9. Hibridização Amp 4-FL: Etiqueta fluorescente e etapa final de hibridização

NOTA: Primeiro, consulte a Tabela 4 para escolher o Amp 4 (A, B ou C) - FL adequado com base nos canais da(s) sonda(s) de destino. Avalie qual Amp 4-FL é necessário para rotular o DNA/RNA de interesse. Um exemplo é fornecido pela tabela abaixo:

Um B C
DNA Canal 1 (C1) 488 550 550
DNA/RNA Canal 2 (C2) 550 488 647
RNA Canal 3 (C3) 647 647 488

Tabela 4: Seleção da sonda fluorescente Amp 4 (A, B ou C)-FL para ISH multiplexada.

NOTA: Para FISH multiplexado (vários alvos), escolher o Amp 4 (A, B ou C) FL correto é fundamental para rotular adequadamente o(s) seu(s) alvo(s) de interesse(s). As sondas de destino (Etapa 5) têm diferentes canais de cores (C1, C2 ou C3), que ditam sua respectiva etiqueta fluorescente (Alexa 488, Atto 550 ou Alexa 647), com base no Amp 4-FL escolhido. Exemplos de escolha de combinações de fluoróforos para imagens multiplexadas são fornecidos nas legendas da Figura 2 e da Figura 3. Como exemplo adicional, a seleção de Amp 4B-FL rotulará seletivamente sondas de DNA C1 com Atto 550 e sondas de RNA C3 com Alexa 647.

  1. Remova as lâminas do tampão de lavagem 1x e toque/absorva para remover o excesso de líquido.
  2. Adicione 1 gota de Amp 4-FL na folha de cobertura. Incubar em estufa humidificada a 40 °C durante 15 min.
    NOTA: Seguindo a etapa 9.2, mantenha as amostras cobertas, protegidas da luz.
  3. Decante o amplificador 4-FL e submerja em 1x tampão de lavagem. Agite agitando o prato por 2 min no RT. Repita a lavagem com o novo tampão de lavagem 1x. Lave com 1x PBS (2 min) e guarde em PBS.

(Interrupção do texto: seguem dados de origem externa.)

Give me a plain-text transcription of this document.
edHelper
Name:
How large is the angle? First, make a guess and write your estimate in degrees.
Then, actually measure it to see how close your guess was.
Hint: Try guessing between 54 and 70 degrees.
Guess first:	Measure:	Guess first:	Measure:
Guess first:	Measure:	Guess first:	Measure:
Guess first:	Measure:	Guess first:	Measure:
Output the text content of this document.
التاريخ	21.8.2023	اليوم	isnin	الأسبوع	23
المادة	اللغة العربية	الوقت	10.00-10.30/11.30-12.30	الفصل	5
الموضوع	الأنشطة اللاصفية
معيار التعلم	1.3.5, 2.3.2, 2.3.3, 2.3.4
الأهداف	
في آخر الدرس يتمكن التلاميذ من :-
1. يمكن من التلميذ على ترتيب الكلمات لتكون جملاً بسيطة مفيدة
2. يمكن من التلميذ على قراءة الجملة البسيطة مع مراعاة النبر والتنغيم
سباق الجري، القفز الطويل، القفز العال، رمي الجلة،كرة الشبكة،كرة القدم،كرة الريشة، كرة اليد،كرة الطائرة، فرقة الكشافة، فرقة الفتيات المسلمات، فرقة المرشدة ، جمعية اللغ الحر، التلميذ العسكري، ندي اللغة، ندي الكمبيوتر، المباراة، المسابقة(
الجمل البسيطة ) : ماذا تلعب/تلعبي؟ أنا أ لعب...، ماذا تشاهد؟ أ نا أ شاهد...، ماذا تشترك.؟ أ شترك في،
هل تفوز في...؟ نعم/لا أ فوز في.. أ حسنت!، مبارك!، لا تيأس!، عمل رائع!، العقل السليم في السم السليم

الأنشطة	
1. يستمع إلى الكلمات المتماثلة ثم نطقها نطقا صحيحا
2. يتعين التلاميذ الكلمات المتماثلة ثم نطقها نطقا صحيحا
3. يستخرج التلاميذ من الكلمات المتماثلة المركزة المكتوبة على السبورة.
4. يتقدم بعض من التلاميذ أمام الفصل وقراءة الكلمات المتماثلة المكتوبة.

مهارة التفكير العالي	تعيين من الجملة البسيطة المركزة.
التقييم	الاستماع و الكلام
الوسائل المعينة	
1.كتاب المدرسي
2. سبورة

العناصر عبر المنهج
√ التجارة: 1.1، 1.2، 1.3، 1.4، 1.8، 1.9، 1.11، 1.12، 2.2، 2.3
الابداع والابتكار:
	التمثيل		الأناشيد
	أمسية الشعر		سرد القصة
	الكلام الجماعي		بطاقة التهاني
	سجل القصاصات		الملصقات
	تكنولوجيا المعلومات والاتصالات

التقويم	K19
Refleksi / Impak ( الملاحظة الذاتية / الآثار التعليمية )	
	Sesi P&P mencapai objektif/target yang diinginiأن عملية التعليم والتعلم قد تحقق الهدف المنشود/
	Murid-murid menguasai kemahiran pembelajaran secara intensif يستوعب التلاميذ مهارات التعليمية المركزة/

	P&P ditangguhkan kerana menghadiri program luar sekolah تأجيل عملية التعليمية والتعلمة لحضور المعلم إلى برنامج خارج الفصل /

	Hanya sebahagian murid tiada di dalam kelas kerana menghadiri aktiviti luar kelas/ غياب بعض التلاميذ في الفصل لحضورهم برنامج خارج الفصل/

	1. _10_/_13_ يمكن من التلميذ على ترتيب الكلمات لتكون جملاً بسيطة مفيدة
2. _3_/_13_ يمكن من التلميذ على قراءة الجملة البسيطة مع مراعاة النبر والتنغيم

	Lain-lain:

10. Imunocoloração de proteínas: Para rotular proteína(s) de interesse

  1. Decantar PBS e adicionar 200 μL de tampão de bloqueio (1% p/v BSA, 10% v/v FBS em PBS com 0,1% v/v Tween-20 (PBST)) à folha de cobertura. Incubar 1 h no RT.
  2. Buffer bloqueador decantante e aplicar 200 μL de anticorpo primário diluído em PBST + 1% p/v BSA. Incubar 1 h no RT.
  3. Lave a lâmina duas vezes com PBST por 10 min no RT com agitação.
  4. Aplicar anticorpo secundário de escolha por 1 h no TR em PBST + 1% p/v ASC.
  5. Lave a lâmina com PBST por 10 min no RT com agitação.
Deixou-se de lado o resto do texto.